Renowned Chilean architect Alejandro Aravena — who recently bucked tradition by releasing his celebrated housing designs for free — was the perfect choice to serve as the director and curator of the Venice Biennale 2016’s architecture section. Having taken home this year’s coveted Pritzker Architecture Prize — awarded annually “to honor a living architect or architects whose built work demonstrates a combination of those qualities of talent, vision and commitment, which has produced consistent and significant contributions to humanity and the built environment through the art of architecture” — Aravena opened this year’s installment of the Venice exhibition with a show-stopping display: he filled the Giardini and Arsenale’s foyers with 100 tons of trash.
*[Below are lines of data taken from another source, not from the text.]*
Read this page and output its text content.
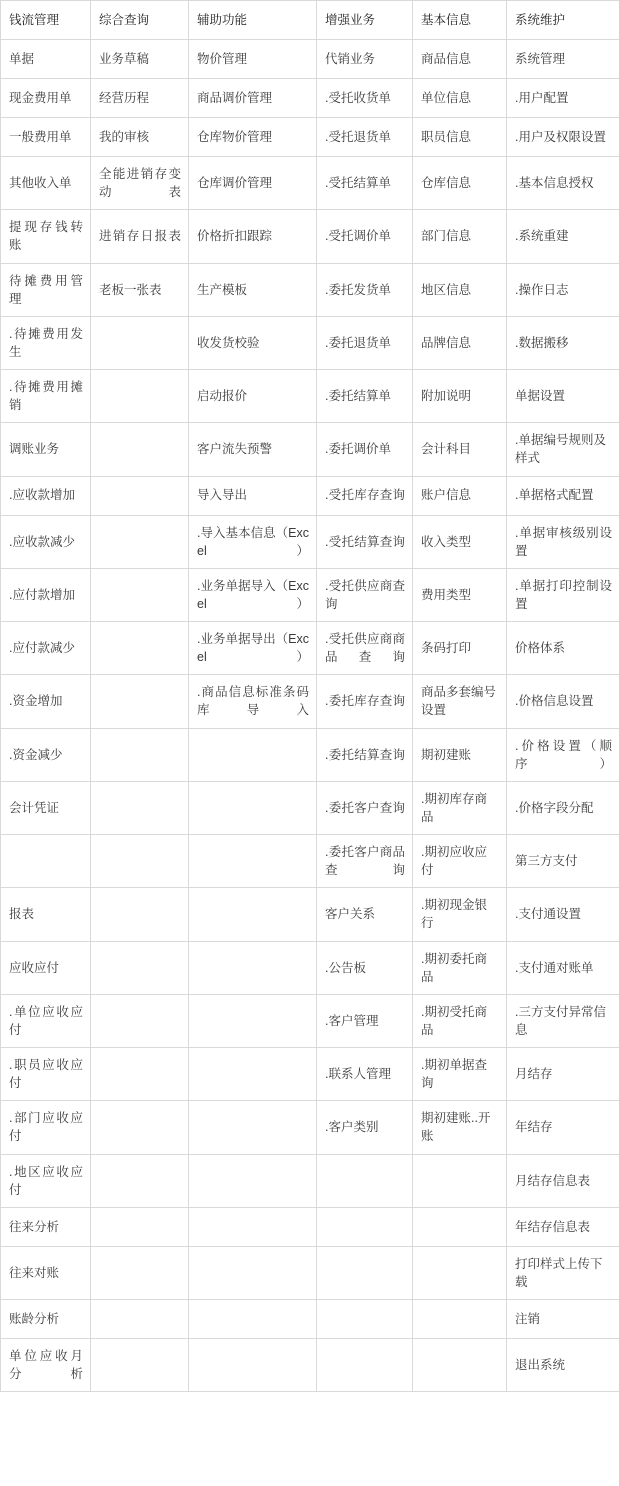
钱流管理	综合查询	辅助功能	增强业务	基本信息	系统维护
单据	业务草稿	物价管理	代销业务	商品信息	系统管理
现金费用单	经营历程	商品调价管理	.受托收货单	单位信息	.用户配置
一般费用单	我的审核	仓库物价管理	.受托退货单	职员信息	.用户及权限设置
其他收入单	全能进销存变动表	仓库调价管理	.受托结算单	仓库信息	.基本信息授权
提现存钱转账	进销存日报表	价格折扣跟踪	.受托调价单	部门信息	.系统重建
待摊费用管理	老板一张表	生产模板	.委托发货单	地区信息	.操作日志
.待摊费用发生		收发货校验	.委托退货单	品牌信息	.数据搬移
.待摊费用摊销		启动报价	.委托结算单	附加说明	单据设置
调账业务		客户流失预警	.委托调价单	会计科目	.单据编号规则及样式
.应收款增加		导入导出	.受托库存查询	账户信息	.单据格式配置
.应收款减少		.导入基本信息（Excel）	.受托结算查询	收入类型	.单据审核级别设置
.应付款增加		.业务单据导入（Excel）	.受托供应商查询	费用类型	.单据打印控制设置
.应付款减少		.业务单据导出（Excel）	.受托供应商商品查询	条码打印	价格体系
.资金增加		.商品信息标准条码库导入	.委托库存查询	商品多套编号设置	.价格信息设置
.资金减少			.委托结算查询	期初建账	.价格设置（顺序）
会计凭证			.委托客户查询	.期初库存商品	.价格字段分配
			.委托客户商品查询	.期初应收应付	第三方支付
报表			客户关系	.期初现金银行	.支付通设置
应收应付			.公告板	.期初委托商品	.支付通对账单
.单位应收应付			.客户管理	.期初受托商品	.三方支付异常信息
.职员应收应付			.联系人管理	.期初单据查询	月结存
.部门应收应付			.客户类别	期初建账..开账	年结存
.地区应收应付					月结存信息表
往来分析					年结存信息表
往来对账					打印样式上传下载
账龄分析					注销
单位应收月分析					退出系统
Don’t let the idea fool you, however: the Venetian space doesn’t exactly evoke the look of a landfill. Instead, streamer-like chrome scraps elegantly descend from the ceiling while 107,000 square-feet of drywall — all of which are leftovers from last year’s Venice Biennale — give a stucco treatment to the walls. According to Aravena, the point of the artful recycling was to show that “constraints should not prevent architects from inventiveness.” Said Aravena, “Value is not based on the quality of material, but on creative and distinctive use instead.”

Ultimately, the space is the perfect continuation of the architect’s own design ethos: dubbed “incremental design,” Aravena’s signature method is hallmark to purposely unfinished structures, each of which typically allows its tenants to customize their respective units as they see fit.

This year’s Venice Biennale exhibition opened May 28 and will remain on display through November 27.